Does this mean that the investigative compass of the committee which has been appointed will be limited to the private media? And, does it also mean that the state media will be free for all intents and purposes to push the propaganda of the incumbent government, and the political party that is represented within it? The government has repeatedly downplayed the role that the state media played in the Presidential elections which were held in December. No less than the President herself contended on television, in her most recent address to the people, that state media gave fair coverage to all candidates who contested at this poll.

The "fair coverage" that the President talked about, certainly existed on paper, in as much as the state media was expected to abide by the Parliament Elections Act No. 1 of 1981 which stipulates equal television time for all candidates. The state media had little alternative but to provide the allocated 15 minutes spots for all candidates, and this was done. But, having done that, the state media went to town and used every available opportunity to eke out the maximum advantage possible for the government party.
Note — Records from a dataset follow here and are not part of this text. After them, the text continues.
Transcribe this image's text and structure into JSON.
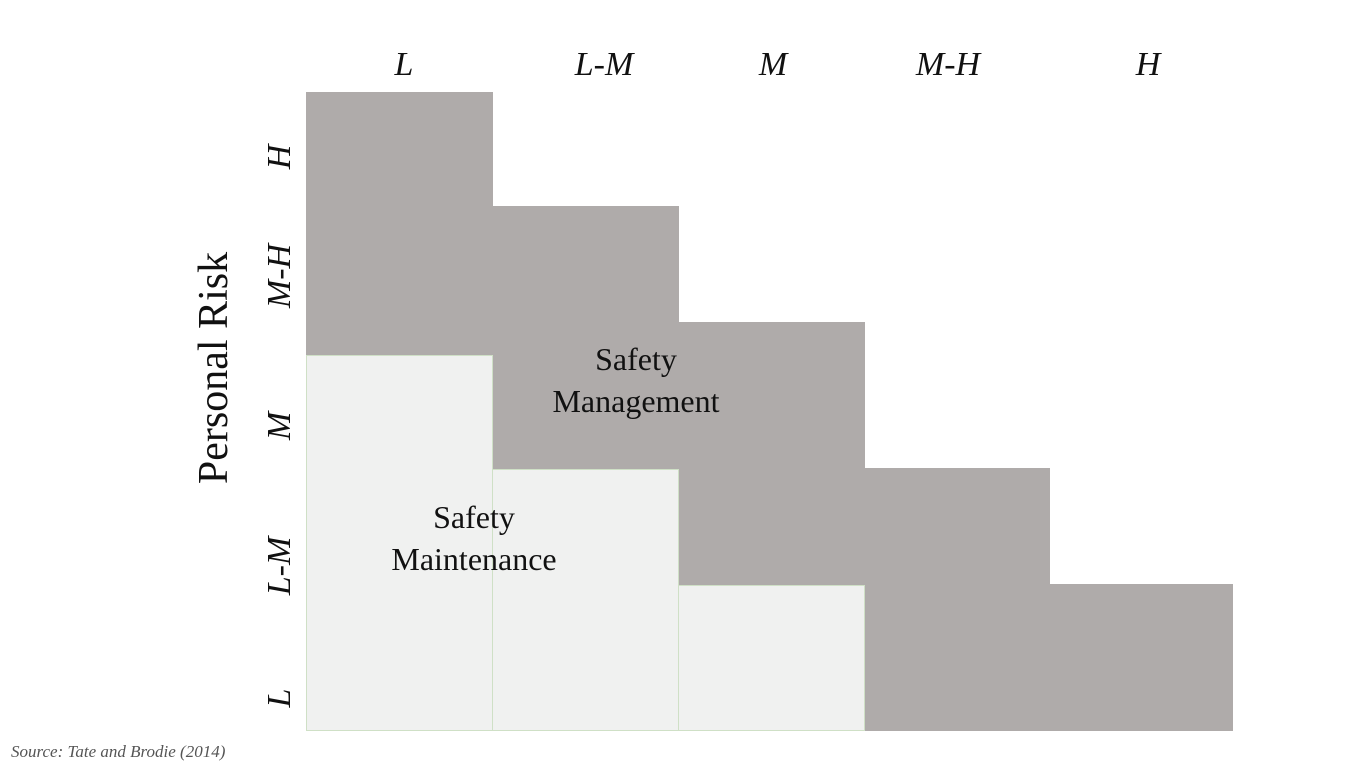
{
  "diagram": {
    "y_axis_title": "Personal Risk",
    "column_labels": [
      "L",
      "L-M",
      "M",
      "M-H",
      "H"
    ],
    "row_labels": [
      "H",
      "M-H",
      "M",
      "L-M",
      "L"
    ],
    "zones": {
      "management": {
        "line1": "Safety",
        "line2": "Management",
        "color": "#afabaa"
      },
      "maintenance": {
        "line1": "Safety",
        "line2": "Maintenance",
        "color": "#f0f1f0"
      }
    },
    "source": "Source: Tate and Brodie (2014)"
  }
}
This was done with impunity, particularly after the president was injured in the Town Hall bomb blast.

Government MPs and Ministers such as Mahinda Wijesekera and S.B. Dissanayake also came on television on the Sunday before election, after the bomb blast on Saturday and made a furious pitch for the president, making wild allegations about the "UNP's connivance in the Town Hall bomb explosions." The opposition candidates or the opposition party had no right of reply whatsoever to refute these allegations what were aired via the television channel that has the largest reach and viewership in the country.

If anybody, therefore needs to harbour a grouse about unfair television coverage, they would be the presidential candidates of all parties but the Peoples Alliance. It was the private television channels, which often enjoy a much lesser reach the Rupavahini which to some extent ameliorated this vast advantage that accrued to the ruling party due to untrammeled use of the state media. But, a government, which incidentally originally came to power originally in 1994, on a promise to broadbase the state media including the electronic medium and vest shares in the private sector, now seeks to "level the playing field" by enacting legislation that will dangerously impinge on the freedom of the private media to air the views of opposition candidates, in order that they can counterbalance at least to some extent the government's use of the state propaganda machine.

This tendency to expand the government hegemony over the media, and to bring in the private media within the scope of that hegemony is consistent with the government's current policy to ride the media bogey and to paint the media as the agent of all evil in the country. It is also consistent with the second term blues of a government, which is aware that the advantage of the honeymoon of the first term is no longer available to the alliance. Hence the need to tighten the vice, and maintain a control and grip over all forms of dissent whatsoever - an all too common tendency seen in most second term dispensations.